Sorry that I have stopped posting here for several days, but
our latest campground was a bit removed from civilization. We should have put in our reservations for
the Grand Teton/Yellowstone area, but we failed to do that. One would think we would wise up after the
several times we have been here over the years!
This has gotten to be one of the busier national parks during the
summertime. We did find a place to park in
Grand Teton National Park-problem is that it a bit too remote to receive any
telephone or internet communication. On
our first day in this area we drove north from Grand
Teton National Park
to Yellowstone, a distance close to about 60 miles. It is probably necessary here for me to
explain what Yellowstone Park
is all about- and I will use the park’s brochure to explain the peculiarities
of the park. About two million years
ago, then 1.3 million years ago, and again 640,000 years ago the Yellowstone
Volcano erupted and ripped open miles of mountainous terrain, leaving behind a
massive caldera that stretches 45 miles from rim to rim. The magmatic heat powering those eruptions
still to this day powers the park’s geysers. Yellowstone
has a total of 10,000 of them, of which Old Faithful
geyser is the most famous. While waiting
on Old Faithful we took a walk along the boardwalk to
view other geysers in the area.. The
picture below should give you an idea as to what one of the numerous
hydrothermal areas of the park looks like. Not all of the hot spots are geysers, but just hot bubbling water or mud. As I will explain later, minerals in the rock and microorganisms create a palette of colors from very bright orange to hues of green and blue.
Well, Old
Faithful is not all that faithful anymore. I can remember coming here about twenty-five
years ago and then we could count on it erupting about every hour. Now its eruption varies from 40 to 126 minutes. The visitor’s center near that geyser posts a
schedule as to when it will erupt. While
we were there it was expected to erupt at 2:10
PM. It was not until about 2:30 that it began erupting into its full
mode. As the time slowly passed while we
were waiting on the geyser I kept thinking that surely the crowd would dissipate,
but everyone stayed. Babies cried and older children became fussy under the hot sun, but no one left. When Old Faithful finally fully erupted there was silence among the crowd. I can never get tired of seeing it, the waiting and wondering whether it will happen is part of the charm of Old Faithful.

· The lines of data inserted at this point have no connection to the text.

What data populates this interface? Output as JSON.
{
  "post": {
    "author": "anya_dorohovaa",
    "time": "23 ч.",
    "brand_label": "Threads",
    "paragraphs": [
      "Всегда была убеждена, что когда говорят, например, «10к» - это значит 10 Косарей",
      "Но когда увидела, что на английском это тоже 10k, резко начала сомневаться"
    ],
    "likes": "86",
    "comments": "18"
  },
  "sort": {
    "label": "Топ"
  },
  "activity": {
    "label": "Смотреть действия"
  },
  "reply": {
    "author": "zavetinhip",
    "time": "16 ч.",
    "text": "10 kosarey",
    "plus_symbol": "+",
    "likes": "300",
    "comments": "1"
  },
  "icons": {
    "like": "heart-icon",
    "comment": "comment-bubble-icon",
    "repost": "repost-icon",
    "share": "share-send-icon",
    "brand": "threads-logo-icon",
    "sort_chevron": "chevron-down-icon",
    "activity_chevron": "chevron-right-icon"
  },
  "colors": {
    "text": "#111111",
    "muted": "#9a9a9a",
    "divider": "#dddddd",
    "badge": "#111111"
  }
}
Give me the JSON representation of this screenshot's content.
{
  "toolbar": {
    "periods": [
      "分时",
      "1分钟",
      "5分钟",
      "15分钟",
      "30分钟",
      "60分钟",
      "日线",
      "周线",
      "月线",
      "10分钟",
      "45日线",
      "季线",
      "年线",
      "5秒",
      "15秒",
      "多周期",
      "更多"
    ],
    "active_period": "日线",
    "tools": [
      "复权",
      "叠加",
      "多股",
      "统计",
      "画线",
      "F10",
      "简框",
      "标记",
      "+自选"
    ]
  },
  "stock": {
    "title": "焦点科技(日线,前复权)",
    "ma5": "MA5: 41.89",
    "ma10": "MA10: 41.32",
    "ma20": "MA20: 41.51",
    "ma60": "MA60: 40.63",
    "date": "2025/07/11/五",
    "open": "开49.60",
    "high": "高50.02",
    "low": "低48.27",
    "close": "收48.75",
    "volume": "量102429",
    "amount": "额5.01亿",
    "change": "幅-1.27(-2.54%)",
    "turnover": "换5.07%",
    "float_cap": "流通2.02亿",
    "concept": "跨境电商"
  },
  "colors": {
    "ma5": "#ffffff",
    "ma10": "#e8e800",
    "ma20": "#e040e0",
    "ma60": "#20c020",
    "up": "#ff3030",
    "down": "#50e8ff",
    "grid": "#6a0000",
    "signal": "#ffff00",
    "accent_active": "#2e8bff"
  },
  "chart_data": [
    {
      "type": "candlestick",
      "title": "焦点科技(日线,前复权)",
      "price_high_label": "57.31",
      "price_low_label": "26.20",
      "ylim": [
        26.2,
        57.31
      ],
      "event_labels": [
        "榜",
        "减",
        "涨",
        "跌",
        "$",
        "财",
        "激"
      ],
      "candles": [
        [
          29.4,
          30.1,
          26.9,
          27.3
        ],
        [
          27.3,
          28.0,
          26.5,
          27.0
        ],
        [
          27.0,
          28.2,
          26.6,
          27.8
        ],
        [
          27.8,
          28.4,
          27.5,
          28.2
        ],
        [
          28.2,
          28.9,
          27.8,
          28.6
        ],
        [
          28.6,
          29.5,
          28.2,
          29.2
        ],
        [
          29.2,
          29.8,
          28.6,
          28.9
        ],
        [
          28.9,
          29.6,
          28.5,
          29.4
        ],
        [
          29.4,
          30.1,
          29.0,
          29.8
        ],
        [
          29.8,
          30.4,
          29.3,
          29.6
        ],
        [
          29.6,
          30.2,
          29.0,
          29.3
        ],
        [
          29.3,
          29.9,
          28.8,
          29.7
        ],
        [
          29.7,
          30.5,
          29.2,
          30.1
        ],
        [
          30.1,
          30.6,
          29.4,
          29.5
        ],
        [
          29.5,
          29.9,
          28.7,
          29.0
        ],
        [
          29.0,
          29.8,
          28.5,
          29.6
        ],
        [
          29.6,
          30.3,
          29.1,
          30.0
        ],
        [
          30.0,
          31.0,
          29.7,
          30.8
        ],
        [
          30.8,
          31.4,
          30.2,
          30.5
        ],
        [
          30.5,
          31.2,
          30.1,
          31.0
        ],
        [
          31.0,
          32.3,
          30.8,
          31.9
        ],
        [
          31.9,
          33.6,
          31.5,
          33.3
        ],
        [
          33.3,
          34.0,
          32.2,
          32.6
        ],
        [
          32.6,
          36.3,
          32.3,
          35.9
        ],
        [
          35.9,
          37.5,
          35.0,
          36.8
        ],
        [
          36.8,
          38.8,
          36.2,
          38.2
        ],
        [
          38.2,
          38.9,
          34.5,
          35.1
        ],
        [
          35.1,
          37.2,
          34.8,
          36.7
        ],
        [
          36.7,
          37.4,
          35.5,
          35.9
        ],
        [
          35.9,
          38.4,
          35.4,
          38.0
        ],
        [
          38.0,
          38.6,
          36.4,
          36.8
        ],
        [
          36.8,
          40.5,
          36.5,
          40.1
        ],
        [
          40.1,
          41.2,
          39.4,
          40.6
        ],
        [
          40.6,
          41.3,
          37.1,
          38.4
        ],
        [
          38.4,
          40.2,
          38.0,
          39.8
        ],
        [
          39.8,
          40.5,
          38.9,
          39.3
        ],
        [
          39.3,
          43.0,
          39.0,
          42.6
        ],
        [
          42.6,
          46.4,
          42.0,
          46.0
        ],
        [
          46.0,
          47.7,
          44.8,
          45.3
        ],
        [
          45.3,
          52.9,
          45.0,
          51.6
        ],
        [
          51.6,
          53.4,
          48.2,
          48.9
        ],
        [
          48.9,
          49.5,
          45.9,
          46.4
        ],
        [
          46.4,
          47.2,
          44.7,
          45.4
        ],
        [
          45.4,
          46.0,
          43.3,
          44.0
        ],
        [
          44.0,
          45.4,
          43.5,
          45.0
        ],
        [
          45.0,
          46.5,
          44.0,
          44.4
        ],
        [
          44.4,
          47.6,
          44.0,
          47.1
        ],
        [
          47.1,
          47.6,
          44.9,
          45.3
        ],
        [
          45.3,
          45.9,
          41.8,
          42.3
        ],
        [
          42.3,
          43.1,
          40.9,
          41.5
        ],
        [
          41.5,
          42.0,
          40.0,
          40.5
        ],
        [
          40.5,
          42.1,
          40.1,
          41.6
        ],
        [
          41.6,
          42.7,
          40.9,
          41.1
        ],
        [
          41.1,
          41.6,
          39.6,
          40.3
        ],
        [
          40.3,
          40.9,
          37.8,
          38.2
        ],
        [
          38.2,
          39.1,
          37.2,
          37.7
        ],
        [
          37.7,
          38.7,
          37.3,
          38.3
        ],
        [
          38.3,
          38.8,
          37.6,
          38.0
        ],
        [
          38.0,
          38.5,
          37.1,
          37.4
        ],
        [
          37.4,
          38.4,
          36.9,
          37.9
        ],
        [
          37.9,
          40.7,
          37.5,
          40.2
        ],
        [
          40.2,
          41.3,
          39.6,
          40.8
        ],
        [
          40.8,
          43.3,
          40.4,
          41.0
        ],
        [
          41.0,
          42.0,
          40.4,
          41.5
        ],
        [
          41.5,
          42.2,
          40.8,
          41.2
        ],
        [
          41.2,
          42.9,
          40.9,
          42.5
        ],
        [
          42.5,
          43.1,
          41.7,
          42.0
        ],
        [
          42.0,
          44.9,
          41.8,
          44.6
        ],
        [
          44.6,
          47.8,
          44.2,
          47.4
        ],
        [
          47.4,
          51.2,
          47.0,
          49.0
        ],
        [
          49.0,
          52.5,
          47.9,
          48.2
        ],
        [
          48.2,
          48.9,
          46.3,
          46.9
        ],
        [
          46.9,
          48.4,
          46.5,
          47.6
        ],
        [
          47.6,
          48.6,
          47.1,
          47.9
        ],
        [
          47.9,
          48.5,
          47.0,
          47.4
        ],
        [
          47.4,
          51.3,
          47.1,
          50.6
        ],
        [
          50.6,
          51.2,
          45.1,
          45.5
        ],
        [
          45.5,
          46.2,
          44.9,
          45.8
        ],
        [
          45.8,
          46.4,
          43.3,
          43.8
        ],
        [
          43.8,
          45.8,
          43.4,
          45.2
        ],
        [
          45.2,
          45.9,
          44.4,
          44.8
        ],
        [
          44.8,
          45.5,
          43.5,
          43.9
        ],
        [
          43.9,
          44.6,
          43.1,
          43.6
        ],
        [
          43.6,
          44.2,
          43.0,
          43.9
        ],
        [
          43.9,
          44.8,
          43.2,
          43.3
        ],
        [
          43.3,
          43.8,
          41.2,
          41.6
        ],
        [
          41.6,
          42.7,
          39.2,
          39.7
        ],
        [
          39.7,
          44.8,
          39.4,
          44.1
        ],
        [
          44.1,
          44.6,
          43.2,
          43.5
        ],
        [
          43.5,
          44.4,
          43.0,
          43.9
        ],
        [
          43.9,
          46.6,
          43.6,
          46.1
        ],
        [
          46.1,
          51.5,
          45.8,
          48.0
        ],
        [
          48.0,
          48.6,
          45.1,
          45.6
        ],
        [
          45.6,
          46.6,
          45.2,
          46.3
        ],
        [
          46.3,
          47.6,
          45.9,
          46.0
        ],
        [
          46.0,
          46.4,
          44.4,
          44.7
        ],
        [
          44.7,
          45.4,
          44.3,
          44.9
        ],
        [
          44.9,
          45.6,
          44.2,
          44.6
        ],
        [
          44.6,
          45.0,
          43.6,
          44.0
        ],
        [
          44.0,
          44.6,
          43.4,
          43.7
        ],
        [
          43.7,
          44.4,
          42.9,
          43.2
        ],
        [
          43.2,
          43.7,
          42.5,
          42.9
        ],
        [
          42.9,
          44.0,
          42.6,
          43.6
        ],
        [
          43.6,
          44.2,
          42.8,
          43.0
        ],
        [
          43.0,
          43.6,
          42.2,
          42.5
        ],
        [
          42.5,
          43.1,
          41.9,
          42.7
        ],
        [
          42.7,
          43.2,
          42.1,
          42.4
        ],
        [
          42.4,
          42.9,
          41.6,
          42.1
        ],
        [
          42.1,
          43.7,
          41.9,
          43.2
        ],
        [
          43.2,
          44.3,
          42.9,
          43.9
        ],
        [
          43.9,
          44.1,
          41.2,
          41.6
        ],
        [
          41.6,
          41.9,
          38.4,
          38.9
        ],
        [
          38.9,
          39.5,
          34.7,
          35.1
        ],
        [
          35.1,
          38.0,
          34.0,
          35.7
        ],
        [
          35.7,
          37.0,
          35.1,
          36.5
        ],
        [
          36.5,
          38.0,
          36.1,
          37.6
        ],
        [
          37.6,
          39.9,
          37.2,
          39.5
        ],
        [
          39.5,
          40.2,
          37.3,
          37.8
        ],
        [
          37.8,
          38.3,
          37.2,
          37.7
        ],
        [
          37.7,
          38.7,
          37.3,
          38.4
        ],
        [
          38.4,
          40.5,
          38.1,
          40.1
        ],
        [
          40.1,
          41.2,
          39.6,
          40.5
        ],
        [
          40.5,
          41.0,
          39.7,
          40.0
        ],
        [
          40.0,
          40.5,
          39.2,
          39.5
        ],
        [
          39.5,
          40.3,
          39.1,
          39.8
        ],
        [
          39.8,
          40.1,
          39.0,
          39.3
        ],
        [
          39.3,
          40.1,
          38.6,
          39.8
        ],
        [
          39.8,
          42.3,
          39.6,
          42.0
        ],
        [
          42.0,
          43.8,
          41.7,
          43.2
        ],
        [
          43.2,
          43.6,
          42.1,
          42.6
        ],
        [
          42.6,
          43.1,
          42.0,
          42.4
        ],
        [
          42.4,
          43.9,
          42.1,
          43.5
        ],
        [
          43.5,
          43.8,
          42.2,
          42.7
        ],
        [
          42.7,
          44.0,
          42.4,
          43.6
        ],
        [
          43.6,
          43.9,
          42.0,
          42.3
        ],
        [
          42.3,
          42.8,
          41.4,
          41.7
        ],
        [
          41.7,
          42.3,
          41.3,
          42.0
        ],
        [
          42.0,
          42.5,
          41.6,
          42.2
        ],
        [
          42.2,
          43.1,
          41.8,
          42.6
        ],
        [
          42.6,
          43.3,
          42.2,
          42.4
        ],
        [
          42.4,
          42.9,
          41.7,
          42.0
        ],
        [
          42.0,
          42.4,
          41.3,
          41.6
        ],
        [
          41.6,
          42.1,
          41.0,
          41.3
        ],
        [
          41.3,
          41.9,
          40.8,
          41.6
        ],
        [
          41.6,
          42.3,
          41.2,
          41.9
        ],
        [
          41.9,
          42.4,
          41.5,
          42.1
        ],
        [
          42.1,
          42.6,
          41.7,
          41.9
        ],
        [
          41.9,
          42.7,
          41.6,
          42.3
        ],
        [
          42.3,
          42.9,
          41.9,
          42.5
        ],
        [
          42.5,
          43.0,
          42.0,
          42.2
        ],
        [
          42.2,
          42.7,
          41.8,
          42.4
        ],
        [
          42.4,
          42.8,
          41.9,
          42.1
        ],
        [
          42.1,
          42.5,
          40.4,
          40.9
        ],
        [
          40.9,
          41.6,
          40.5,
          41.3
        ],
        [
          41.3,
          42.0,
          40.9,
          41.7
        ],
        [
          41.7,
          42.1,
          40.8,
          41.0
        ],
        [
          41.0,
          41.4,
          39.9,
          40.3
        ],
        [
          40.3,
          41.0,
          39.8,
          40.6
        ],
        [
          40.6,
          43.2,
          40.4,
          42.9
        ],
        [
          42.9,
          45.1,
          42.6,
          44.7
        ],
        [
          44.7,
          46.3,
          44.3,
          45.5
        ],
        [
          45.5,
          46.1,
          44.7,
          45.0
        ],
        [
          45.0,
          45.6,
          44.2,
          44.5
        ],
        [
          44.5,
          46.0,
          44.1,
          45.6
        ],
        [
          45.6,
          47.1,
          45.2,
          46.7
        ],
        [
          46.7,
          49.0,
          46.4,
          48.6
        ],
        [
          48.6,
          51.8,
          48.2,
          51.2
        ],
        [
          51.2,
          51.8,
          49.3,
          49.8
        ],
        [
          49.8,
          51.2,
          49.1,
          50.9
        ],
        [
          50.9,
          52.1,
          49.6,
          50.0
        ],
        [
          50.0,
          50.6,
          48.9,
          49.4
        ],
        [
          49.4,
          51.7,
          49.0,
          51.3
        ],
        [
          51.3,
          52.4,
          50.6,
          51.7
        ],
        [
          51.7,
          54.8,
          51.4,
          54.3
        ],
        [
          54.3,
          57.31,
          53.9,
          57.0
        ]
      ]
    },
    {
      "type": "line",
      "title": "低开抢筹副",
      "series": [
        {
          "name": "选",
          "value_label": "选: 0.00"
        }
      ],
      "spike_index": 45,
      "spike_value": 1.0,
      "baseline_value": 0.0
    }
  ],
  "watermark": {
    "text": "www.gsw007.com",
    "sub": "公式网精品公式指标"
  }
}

Another place where we stopped in the park is Norris
Geyser Basin. The basin is among the park’s hottest most
acidic hydrothermal area. We hiked
around its Porcelain Basin
and again saw a mixture of geysers, hot springs, fumaroles and mudpots. The hot pools of warm water
vary in color from azure to turquoise, prettiest of these is Crackling Lake. It did seem to have a crackling sound, but I thought that maybe its shimmering appearance gave off an illusion of a crackling sound. Either way, what a beautiful lake!
Microorganisms (thermoacidophiles) who love both the acidic and hot pools color the
landscape. Perhaps the picture below can
capture some of the beauty of Norris Basin. I will
write more on our day in Yellowstone in my next posting.